What barricades are you referring to exactly. I don't remember this happening.

Bala Perdida
1st February 2015, 05:49
What barricades are you referring to exactly. I don't remember this happening.Traditional protest barricades. I've seen videos of people trying to set them in Berkeley. Then they get the traditional liberal backlash that comes out of general protests in that area.

Jimmie Higgins
1st February 2015, 05:49
They tried making barricades during the november/december uprisings. Liberals and other fuckers kept obstructing their construction and burning. Opposing them with a passion that was almost violent, saying things like we're 'better than this'. Still conforming to 'the system' that they're claiming to act against.

This could kick off new uprisings. If racial tensions are as bad as conspiracy theorists say they are, it should be no problem. I'd hate for the pigs to have time to breath.

I don't know if things would have been much different had barricades gone up. I mean people went out pretty heroically anyway, it was more likely just normal fatigue that led to a slow dwindling until the brown noninditement happened and then there were other protests in many towns and cities. I mean short of a revolution, uprisings always have a time-limit: either we get smashed, we don't get smashed but just get tired (I mean, anger gets vented but nothing changes so rioting or spontanious protests dwindle) or there is a revolution - and I don't think people in the us are really able to do that at this specific moment.

But I think what is happening is that the figurative anti-barricades of middle class respectable politics may be cracking (ok, I'm fucking up this metaphor) with young protesters turning against al sharpton and loosing faith in obama. This means there's a greater potential for independent movements potentially and a revival of real community and grassroots organizing among black people and organizers.

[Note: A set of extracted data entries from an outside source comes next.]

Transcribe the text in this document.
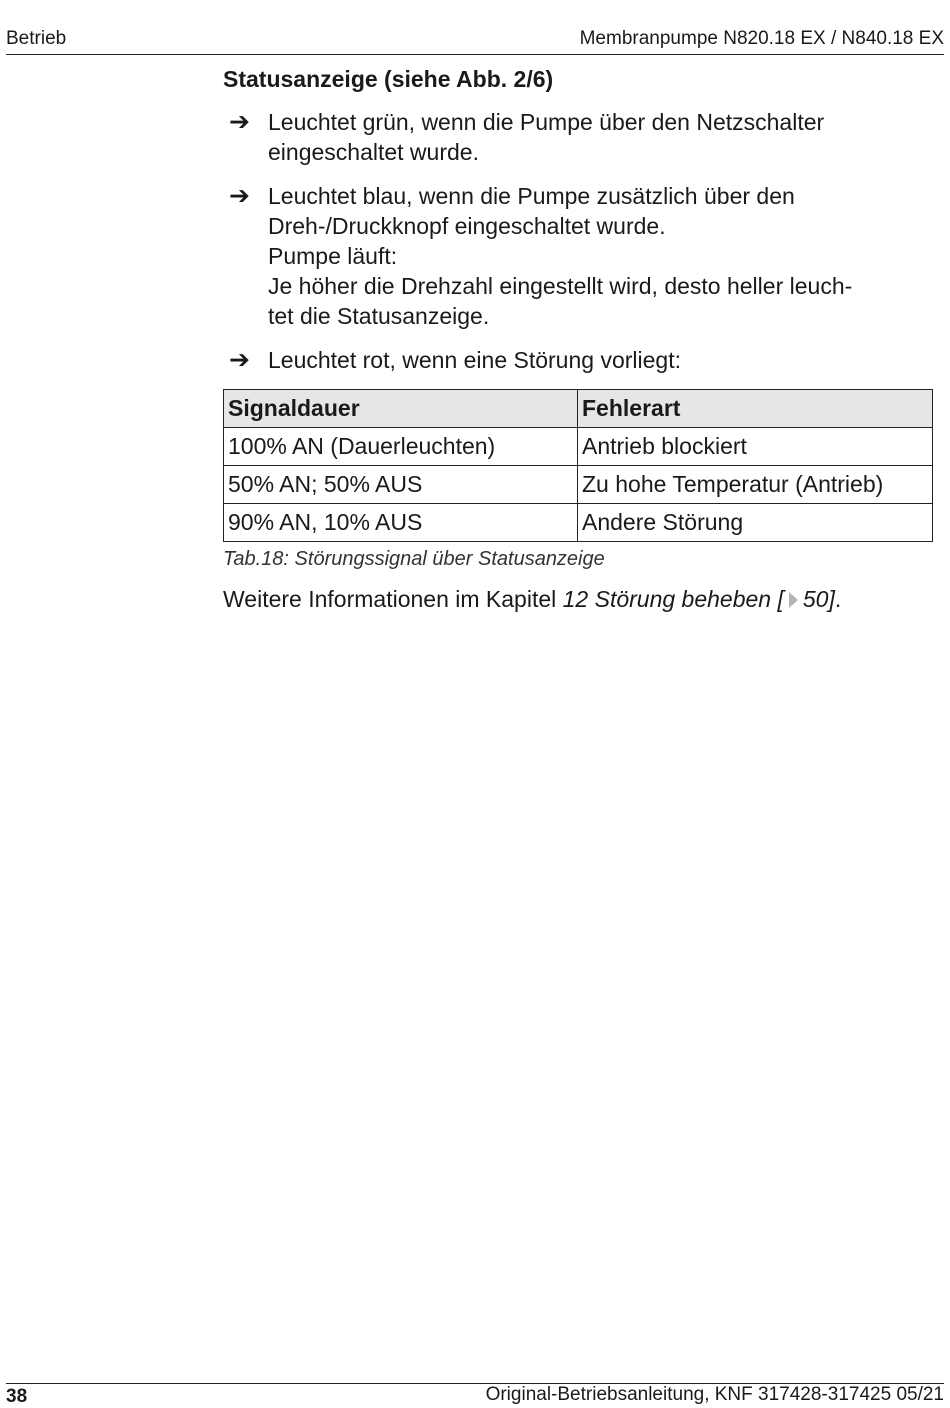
Betrieb	Membranpumpe N820.18 EX / N840.18 EX
Statusanzeige (siehe Abb. 2/6)
➔ Leuchtet grün, wenn die Pumpe über den Netzschalter
eingeschaltet wurde.
➔ Leuchtet blau, wenn die Pumpe zusätzlich über den
Dreh-/Druckknopf eingeschaltet wurde.
Pumpe läuft:
Je höher die Drehzahl eingestellt wird, desto heller leuch-
tet die Statusanzeige.
➔ Leuchtet rot, wenn eine Störung vorliegt:
Signaldauer	Fehlerart
100% AN (Dauerleuchten)	Antrieb blockiert
50% AN; 50% AUS	Zu hohe Temperatur (Antrieb)
90% AN, 10% AUS	Andere Störung
Tab.18: Störungssignal über Statusanzeige
Weitere Informationen im Kapitel 12 Störung beheben [ 50].
38	Original-Betriebsanleitung, KNF 317428-317425 05/21
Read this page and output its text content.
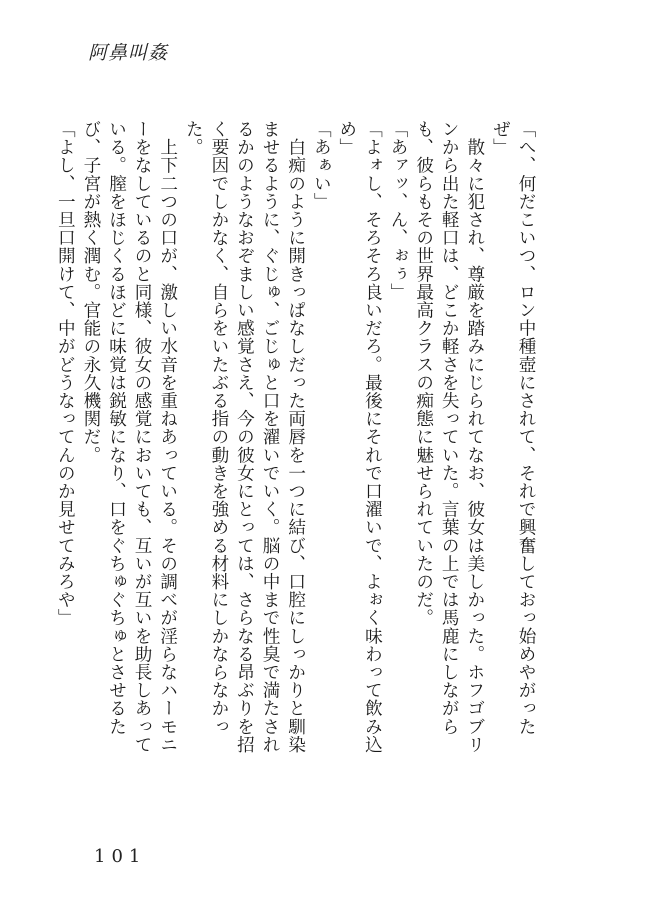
阿鼻叫姦

「へ、何だこいつ、ロン中種壺にされて、それで興奮しておっ始めやがったぜ」

　散々に犯され、尊厳を踏みにじられてなお、彼女は美しかった。ホフゴブリンから出た軽口は、どこか軽さを失っていた。言葉の上では馬鹿にしながらも、彼らもその世界最高クラスの痴態に魅せられていたのだ。

「あァッ、ん、ぉぅ」

「よォし、そろそろ良いだろ。最後にそれで口濯いで、よぉく味わって飲み込め」

「あぁい」

　白痴のように開きっぱなしだった両唇を一つに結び、口腔にしっかりと馴染ませるように、ぐじゅ、ごじゅと口を濯いでいく。脳の中まで性臭で満たされるかのようなおぞましい感覚さえ、今の彼女にとっては、さらなる昂ぶりを招く要因でしかなく、自らをいたぶる指の動きを強める材料にしかならなかった。

　上下二つの口が、激しい水音を重ねあっている。その調べが淫らなハーモニーをなしているのと同様、彼女の感覚においても、互いが互いを助長しあっている。膣をほじくるほどに味覚は鋭敏になり、口をぐちゅぐちゅとさせるたび、子宮が熱く潤む。官能の永久機関だ。

「よし、一旦口開けて、中がどうなってんのか見せてみろや」

101
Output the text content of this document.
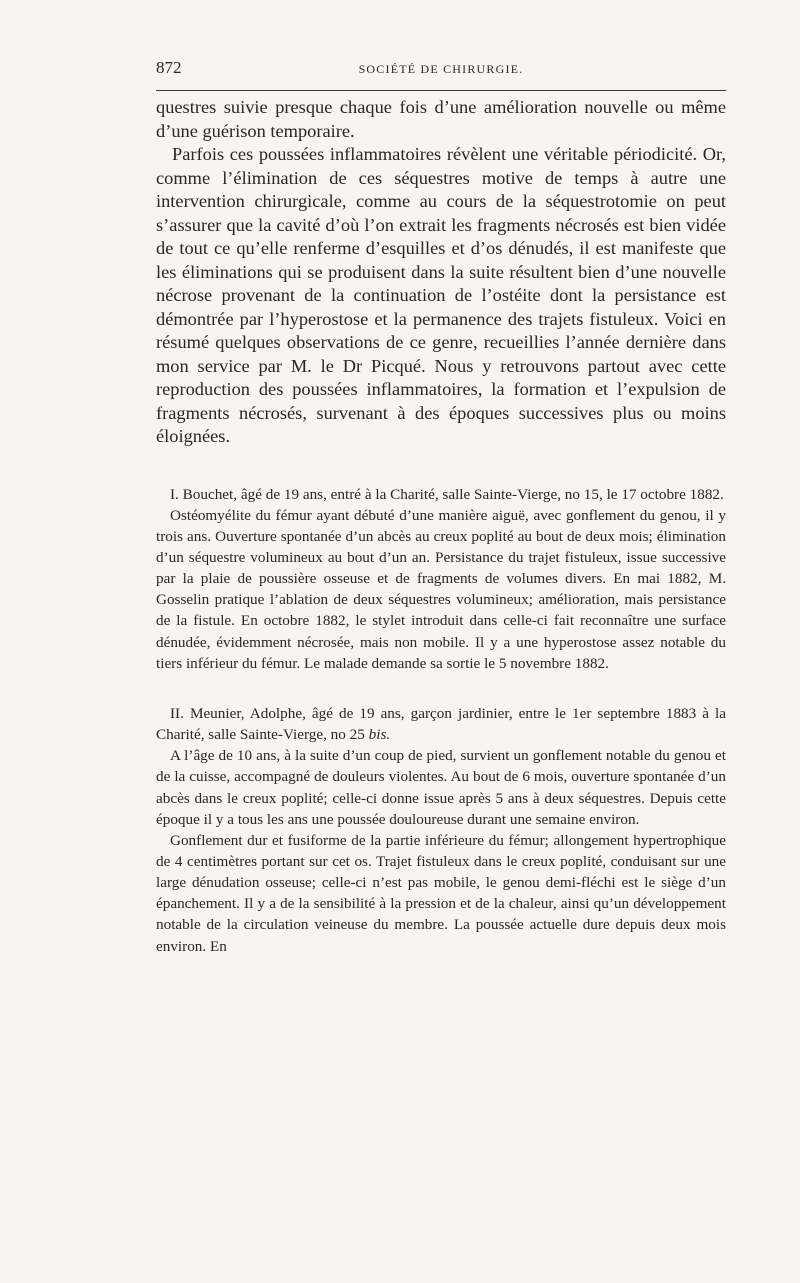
872	SOCIÉTÉ DE CHIRURGIE.

questres suivie presque chaque fois d’une amélioration nouvelle ou même d’une guérison temporaire.

Parfois ces poussées inflammatoires révèlent une véritable périodicité. Or, comme l’élimination de ces séquestres motive de temps à autre une intervention chirurgicale, comme au cours de la séquestrotomie on peut s’assurer que la cavité d’où l’on extrait les fragments nécrosés est bien vidée de tout ce qu’elle renferme d’esquilles et d’os dénudés, il est manifeste que les éliminations qui se produisent dans la suite résultent bien d’une nouvelle nécrose provenant de la continuation de l’ostéite dont la persistance est démontrée par l’hyperostose et la permanence des trajets fistuleux. Voici en résumé quelques observations de ce genre, recueillies l’année dernière dans mon service par M. le Dr Picqué. Nous y retrouvons partout avec cette reproduction des poussées inflammatoires, la formation et l’expulsion de fragments nécrosés, survenant à des époques successives plus ou moins éloignées.

I. Bouchet, âgé de 19 ans, entré à la Charité, salle Sainte-Vierge, no 15, le 17 octobre 1882.

Ostéomyélite du fémur ayant débuté d’une manière aiguë, avec gonflement du genou, il y trois ans. Ouverture spontanée d’un abcès au creux poplité au bout de deux mois; élimination d’un séquestre volumineux au bout d’un an. Persistance du trajet fistuleux, issue successive par la plaie de poussière osseuse et de fragments de volumes divers. En mai 1882, M. Gosselin pratique l’ablation de deux séquestres volumineux; amélioration, mais persistance de la fistule. En octobre 1882, le stylet introduit dans celle-ci fait reconnaître une surface dénudée, évidemment nécrosée, mais non mobile. Il y a une hyperostose assez notable du tiers inférieur du fémur. Le malade demande sa sortie le 5 novembre 1882.

II. Meunier, Adolphe, âgé de 19 ans, garçon jardinier, entre le 1er septembre 1883 à la Charité, salle Sainte-Vierge, no 25 bis.

A l’âge de 10 ans, à la suite d’un coup de pied, survient un gonflement notable du genou et de la cuisse, accompagné de douleurs violentes. Au bout de 6 mois, ouverture spontanée d’un abcès dans le creux poplité; celle-ci donne issue après 5 ans à deux séquestres. Depuis cette époque il y a tous les ans une poussée douloureuse durant une semaine environ.

Gonflement dur et fusiforme de la partie inférieure du fémur; allongement hypertrophique de 4 centimètres portant sur cet os. Trajet fistuleux dans le creux poplité, conduisant sur une large dénudation osseuse; celle-ci n’est pas mobile, le genou demi-fléchi est le siège d’un épanchement. Il y a de la sensibilité à la pression et de la chaleur, ainsi qu’un développement notable de la circulation veineuse du membre. La poussée actuelle dure depuis deux mois environ. En
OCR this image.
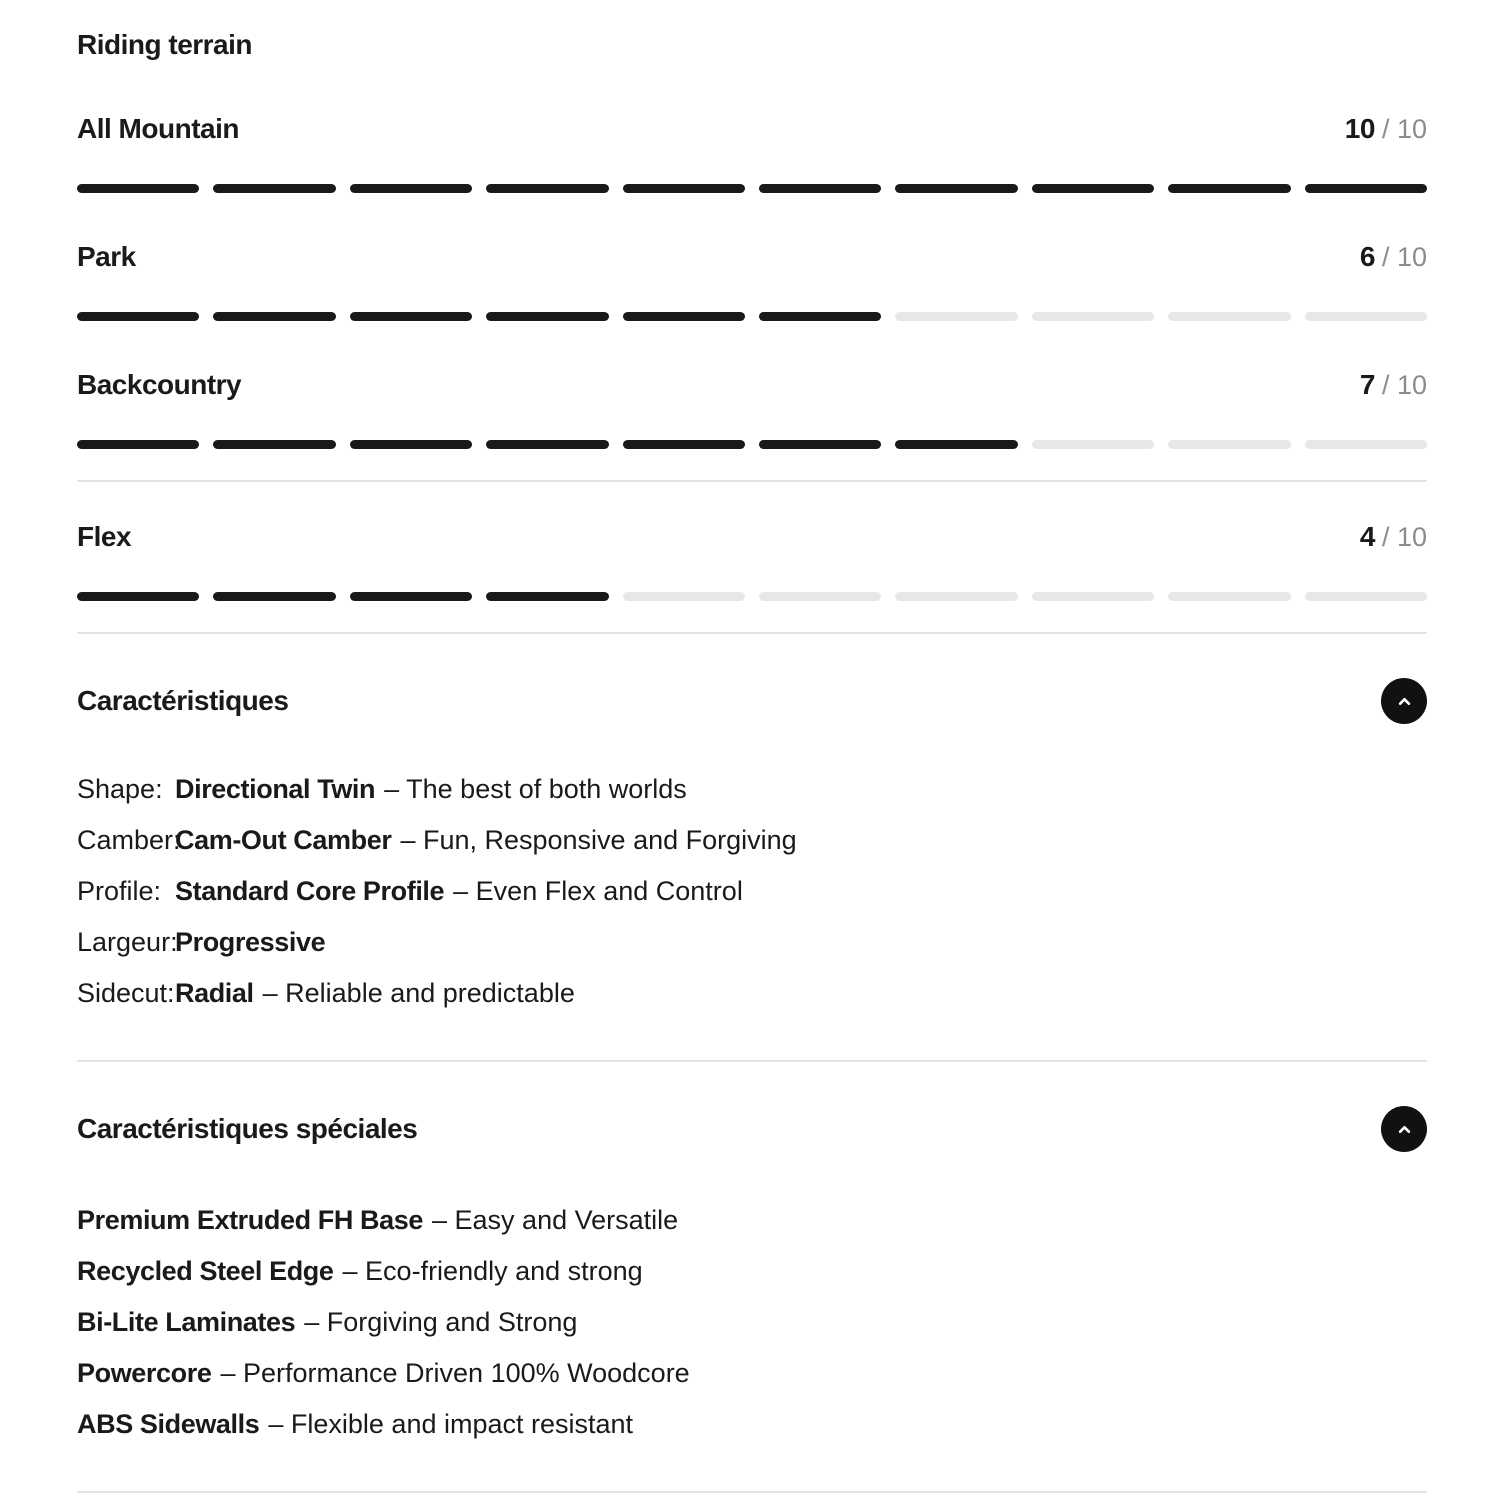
Riding terrain
All Mountain	10 / 10
Park	6 / 10
Backcountry	7 / 10
Flex	4 / 10
Caractéristiques
Shape: Directional Twin – The best of both worlds
Camber:
Cam-Out Camber – Fun, Responsive and Forgiving
Profile: Standard Core Profile – Even Flex and Control
Largeur:
Progressive
Sidecut: Radial – Reliable and predictable
Caractéristiques spéciales
Premium Extruded FH Base – Easy and Versatile
Recycled Steel Edge – Eco-friendly and strong
Bi-Lite Laminates – Forgiving and Strong
Powercore – Performance Driven 100% Woodcore
ABS Sidewalls – Flexible and impact resistant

And the activists who are scratching the surface of the police issue are also bringing up a whole lot of other class issues and demands that are acutely felt by black workers but have much more general implications.

I don't know but I don't feel like there's "more" of these outrages, (not even more caught on film compared to the ten years of phone cameras and the many years of cop-watch or just random video taped incidents before furgeson), it's just that before the outrage was kept in that one neighborhood or at best a city. If it was real bad, then sharp ton would come out, pay some legal bills for the family, tell everyone to pull up their pants and vote democrat and then that would be the end. Now it's more generalized, black people know that people outside their city and even nonblack people realize this shit happens regularly and so it's not as easily contained - especially since all the liberal mayors in cities are the ones arming the cops and saying we need more patrols.

Bala Perdida
1st February 2015, 06:08
Revolution or not, It's still 'nice' to see more aggressive resistance to police counter-organizing. Although, yeah. A separate movement made of people more dedicated to insurrection, instead of protest, would be nice to see. But when the protests are as general as they are, liberal backlash is inevitable. Hopefully seeing this would spread the 'riot attitude' that way. I don't know, I haven't been to a good protest in this country so I'm inclined to think that the culture here is more harsh towards political 'riots' than other countries. Although I'm assuming, at the same time, that if the uprisings do get as unanimously enraged as in other places, the people who normally record them aren't around at that point.